Lesh felt an icy, cold fear run through her for the first time that night. She’d never seen or read of anything like this shadowy shapelessness in her life, but she’d heard of it only yesterday. From Tangina. Something the psychic had seen in her dr
eam . . . what had she said?—One is a shadow. A darkling creature I cannot comprehend. He is himself a conduit to another plane.
So here it was now. To Lesh, it had the sickening, terrible sense of déjà vu about it. Half remembered, half repressed. It was a sinking feeling, like falling in space. This creature was the mouth to nowhere.
“Stay away from it,” Lesh whispered with desperate urgency. “Don’t let it near you. It’s . . . I think it’s a tunnel to a different universe.”
Fear instantly crackled, static, electric.
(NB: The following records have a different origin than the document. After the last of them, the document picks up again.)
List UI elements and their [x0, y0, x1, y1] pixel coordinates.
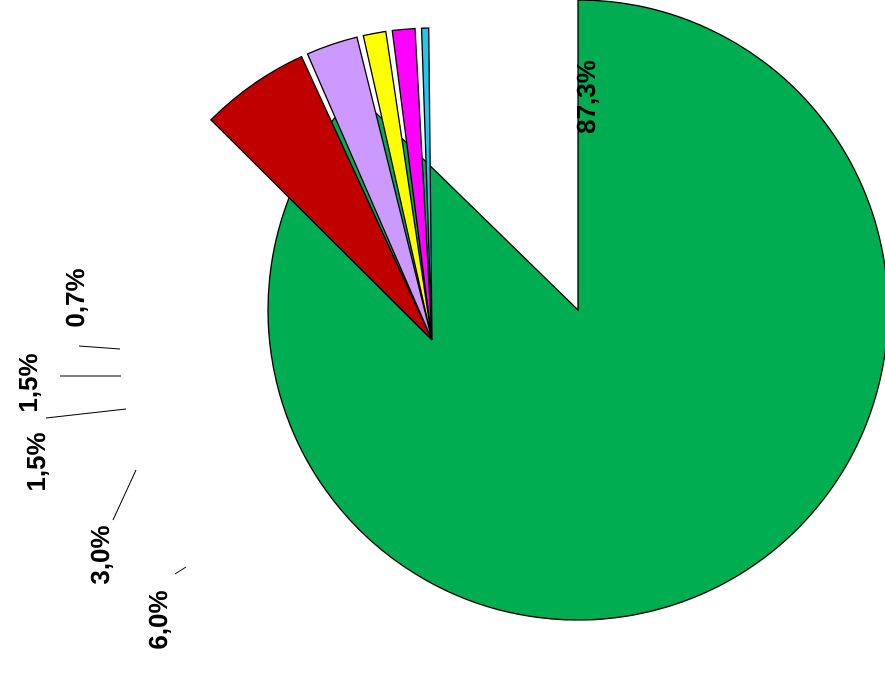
- pie-slice-0: [267, 0, 885, 621]
- leader-line-2: [112, 469, 137, 521]
- leader-line-3: [45, 408, 127, 419]
- data-label-2: 3,0%: [85, 525, 115, 584]
- data-label-4: 1,5%: [13, 353, 43, 412]
- pie-slice-5: [420, 27, 433, 341]
- data-label-3: 1,5%: [21, 432, 51, 491]
- pie-slice-2: [306, 36, 433, 341]
- pie-slice-3: [362, 30, 433, 341]
- pie-slices: [210, 0, 885, 621]
- leader-line-5: [78, 345, 121, 350]
- leader-line-1: [174, 566, 187, 575]
- pie-slice-1: [210, 55, 433, 341]
- label-leader-lines: [45, 345, 187, 575]
- data-label-1: 6,0%: [143, 590, 173, 649]
- data-label-5: 0,7%: [60, 268, 90, 327]
- pie-slice-4: [391, 27, 433, 341]
- data-labels: 87,3% 6,0% 3,0% 1,5% 1,5% 0,7%: [13, 60, 601, 650]
- data-label-0: 87,3%: [571, 60, 601, 134]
Ryan tensed. “You mean . . . like a black hole? Black holes don’t move like that—this thing is alive. Besides, if a black hole was that big, it would have sucked in half the state by now.”
“I don’t know what a black hole is, and I don’t know what this is,” Lesh said carefully. “But Tangina said it was a ‘conduit to another plane,’ and I don’t like it.”
Nobody liked it. It was cold; it was unfathomable. It moved. It even seemed to have a certain sound about it, or perhaps it was an absence of sound. A sort of un-laughter.
It moved to a chair. It settled on the cushion. It moved on to the dining room table. The chair cushion was gone.
Vanished from where it had been sitting, as if it had been absorbed by the shadow-creature. Eaten.
The shadow-creature left the area of the dining room table. It began to migrate toward Diane.
“No!” she whispered, immediately almost out of control. Her face pulled taut; she gripped Robbie frantically. She couldn’t move a step. “No,” she whimpered.
The shadow came closer.
Suddenly there was another profusion of sparks near the ceiling . . . and a flame appeared. Appeared and grew, until it was the size, and vaguely the shape, of a man. A flame-creature, orange, pulsing, liquid. It soared down into the dining room like a fireball. It confronted the shadow.